Chromatin immunoprecipitation (ChIP) was performed to analyze EBV histone modification patterns in SNU719 cells treated with cordycepin. Seven EBV genomic loci in the EBV genome—1300 (LMP2), 6926 (between BNRF1 and BCRF1), 11675 (between BCRF1 and BCRF2), 12450 (5′ UTR of BCRF2), 41126 (between BHLF1 and BHRF1), 51251 (BPLF1), and 83382 (EBNA3B)—were detected by RT-qPCR. Cordycepin reduces H3K4me3 histone enrichment at loci 1300, 12450, 41126, and 83382. Similarly, H3K9me3 histone enrichments at loci 1300, 12450, and 83382 were also a little reduced. These results indicate that cordycepin treatment results in histone modification at EBV genomic loci, consequently downregulating EBV genes.

Figure 10. Effect of cordycepin on EBV protein production

Protein levels were assessed by Western blot assay to determine the effect of cordycepin treatment on gammaherpesvirus translation in SNU719 cells. EBNA1 and LMP2A levels in SNU719 cells were greatly reduced, whereas BZLF1 expression was not changed by cordycepin treatment. Blank, Sterile distilled water(SDW); Cordycepin, 125 μM cordycepin treatment; NaB/TPA, NaB (1 mM)/TPA (1 ng/ml) treatment. β-actin was used as an internal control in the Western blot analysis.

Figure 11. Effect of cordycepin on EBV progeny production

Intracellular and extracellular EBV genome copy numbers were determined in SNU719 cells, following methods previously described.
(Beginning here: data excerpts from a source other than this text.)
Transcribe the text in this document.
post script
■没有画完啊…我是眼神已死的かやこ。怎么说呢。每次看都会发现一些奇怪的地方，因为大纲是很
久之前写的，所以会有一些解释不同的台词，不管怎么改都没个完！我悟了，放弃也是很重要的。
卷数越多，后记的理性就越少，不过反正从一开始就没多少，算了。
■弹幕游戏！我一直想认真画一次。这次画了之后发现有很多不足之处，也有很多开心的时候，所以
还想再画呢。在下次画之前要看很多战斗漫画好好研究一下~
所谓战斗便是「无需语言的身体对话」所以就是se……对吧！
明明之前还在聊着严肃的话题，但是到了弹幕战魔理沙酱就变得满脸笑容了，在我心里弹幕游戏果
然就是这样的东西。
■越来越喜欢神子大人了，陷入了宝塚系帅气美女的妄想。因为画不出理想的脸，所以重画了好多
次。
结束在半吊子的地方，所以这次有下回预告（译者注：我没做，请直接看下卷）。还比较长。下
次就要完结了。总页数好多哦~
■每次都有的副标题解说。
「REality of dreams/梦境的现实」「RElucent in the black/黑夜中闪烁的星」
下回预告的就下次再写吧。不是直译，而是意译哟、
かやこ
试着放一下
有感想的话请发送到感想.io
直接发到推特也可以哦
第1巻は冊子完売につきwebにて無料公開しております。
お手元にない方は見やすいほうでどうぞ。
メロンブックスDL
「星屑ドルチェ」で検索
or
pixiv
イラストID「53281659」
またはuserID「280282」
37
Intracellular (A) and extracellular (B) EBV genome copy numbers were significantly reduced by up to 55% and 30%, respectively, in response to 125 μM cordycepin treatment. SDW, blank; Cordycepin, 125 μM cordycepin treatment; NaB/TPA, NaB (1 mM)/TPA (1 ng/ml) treatment. Intracellular and extracellular are the relative intracellular (relative to GAPDH) and extracellular (relative to blank treatment) gammaherpesviral genome copy numbers, respectively. P-values <0.05 (95% confidence) were considered statistically significant.

Figure 12. Effect of cordycepin on EBV infection

A cell-to-cell coinfection assay was performed using LCL-EBV and AGS cells to determine whether cordycepin affects EBV infection. EBV transfers from LCL-EBV cells to AGS cells in the cell-to-cell coculture infection system [38]. As a donor, LCL-EBV-GFP cells (LCL-2266-36) were cocultured with AGS cells that had been seeded previously, and cordycepin treated was applied. (A) Cordycepin significantly suppresses the transfer of EBV from LCL-EBV-GFP cells to AGS cells, suggesting that EBV infection to gastric epithelial cells is significantly inhibited. (B) AGS cells infected with the EBV-GFP virus were attached and GFP-positive. P-values <0.05 (95% confidence) were considered statistically significant.